Karagöz'ün süngüsünün düştüğünü gören matiz Hacivat'a döner: "Bak Hacivat, ben ilk mektebin birinci sınıfına giderken, sınıfın en tembeliydim. Arap hoca bize dua öğretirdi. Evde kitaptan iyice çalışın, ezberleyin, gelin. İşte şu, şu duaları okutucam, derdi. Ben evde tastamam duaları ezberlerdim ama Arap hoca karşıma dikilince duaları unutuverirdim.
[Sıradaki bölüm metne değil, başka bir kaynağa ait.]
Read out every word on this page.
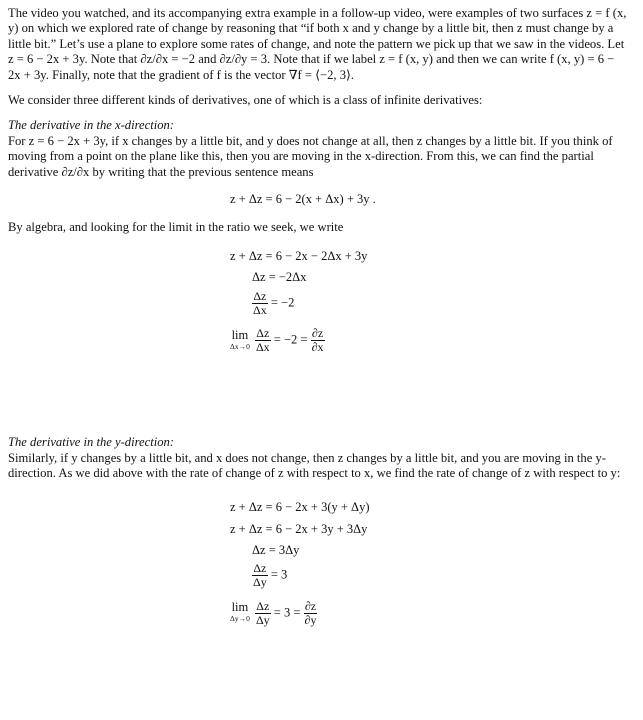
The video you watched, and its accompanying extra example in a follow-up video, were examples of two surfaces z = f (x, y) on which we explored rate of change by reasoning that “if both x and y change by a little bit, then z must change by a little bit.” Let’s use a plane to explore some rates of change, and note the pattern we pick up that we saw in the videos. Let z = 6 − 2x + 3y. Note that ∂z/∂x = −2 and ∂z/∂y = 3. Note that if we label z = f (x, y) and then we can write f (x, y) = 6 − 2x + 3y. Finally, note that the gradient of f is the vector ∇f = ⟨−2, 3⟩.

We consider three different kinds of derivatives, one of which is a class of infinite derivatives:

The derivative in the x-direction:

For z = 6 − 2x + 3y, if x changes by a little bit, and y does not change at all, then z changes by a little bit. If you think of moving from a point on the plane like this, then you are moving in the x-direction. From this, we can find the partial derivative ∂z/∂x by writing that the previous sentence means

z + Δz = 6 − 2(x + Δx) + 3y .

By algebra, and looking for the limit in the ratio we seek, we write

z + Δz = 6 − 2x − 2Δx + 3y
Δz = −2Δx
$\frac{\Delta z}{\Delta x} = -2$
lim
Δx→0
$\frac{\Delta z}{\Delta x} = -2 = \frac{\partial z}{\partial x}$

The derivative in the y-direction:

Similarly, if y changes by a little bit, and x does not change, then z changes by a little bit, and you are moving in the y-direction. As we did above with the rate of change of z with respect to x, we find the rate of change of z with respect to y:

z + Δz = 6 − 2x + 3(y + Δy)
z + Δz = 6 − 2x + 3y + 3Δy
Δz = 3Δy
$\frac{\Delta z}{\Delta y} = 3$
lim
Δy→0
$\frac{\Delta z}{\Delta y} = 3 = \frac{\partial z}{\partial y}$
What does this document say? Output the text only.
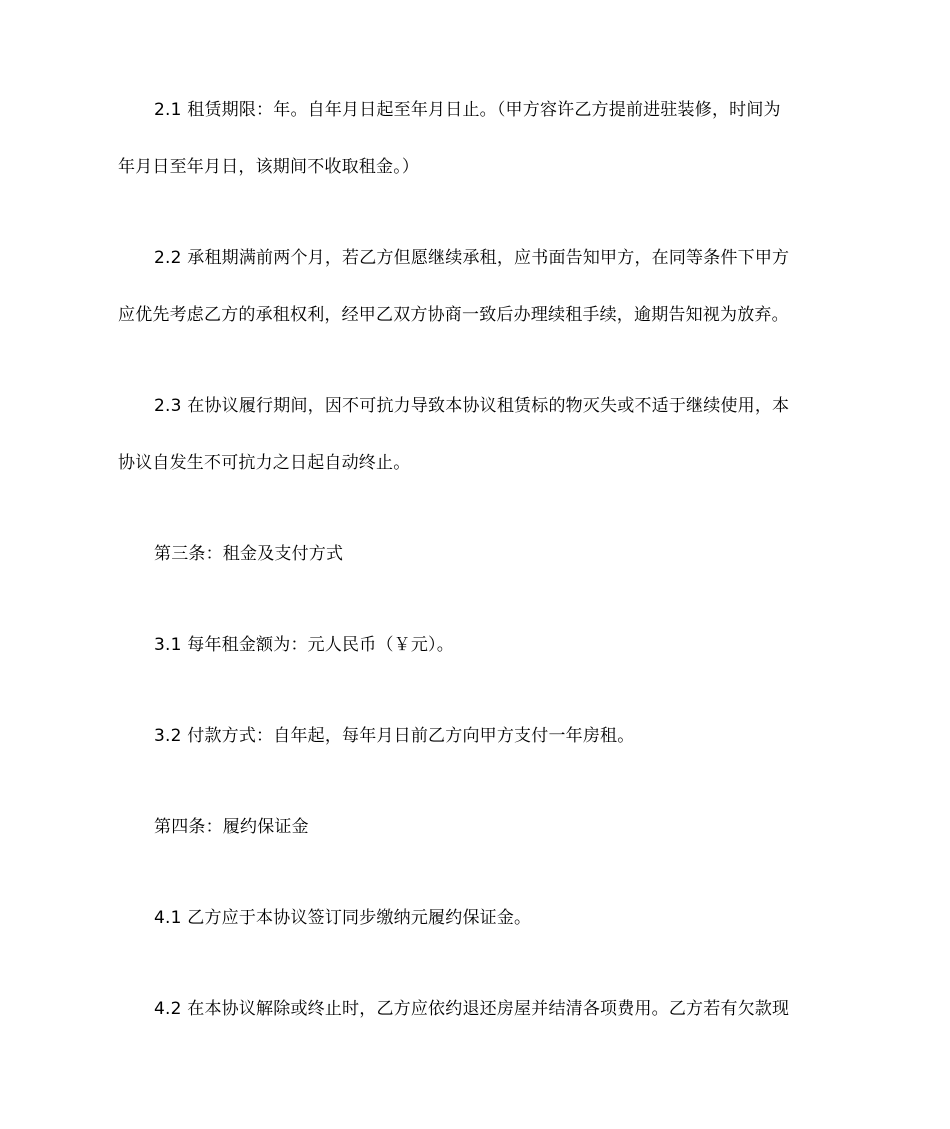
2.1 租赁期限：年。自年月日起至年月日止。（甲方容许乙方提前进驻装修，时间为
年月日至年月日，该期间不收取租金。）
2.2 承租期满前两个月，若乙方但愿继续承租，应书面告知甲方，在同等条件下甲方
应优先考虑乙方的承租权利，经甲乙双方协商一致后办理续租手续，逾期告知视为放弃。
2.3 在协议履行期间，因不可抗力导致本协议租赁标的物灭失或不适于继续使用，本
协议自发生不可抗力之日起自动终止。
第三条：租金及支付方式
3.1 每年租金额为：元人民币（￥元）。
3.2 付款方式：自年起，每年月日前乙方向甲方支付一年房租。
第四条：履约保证金
4.1 乙方应于本协议签订同步缴纳元履约保证金。
4.2 在本协议解除或终止时，乙方应依约退还房屋并结清各项费用。乙方若有欠款现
Bana kızardı, bağırırdı. Senenin ortasına doğru bu Karagöz bizim sınıfa geldi. Arap hoca beni bıraktı, buna yöneldi. Karagöz araptan çok azar işitti. Üçe gitmedi. Daha sonra başka mahalleye taşındılar, bu da araptan kurtuldu. Arap hoca tekrardan bana döndü. Bir sene sonra ben de araptan kurtuldum, dörde gitmedim. "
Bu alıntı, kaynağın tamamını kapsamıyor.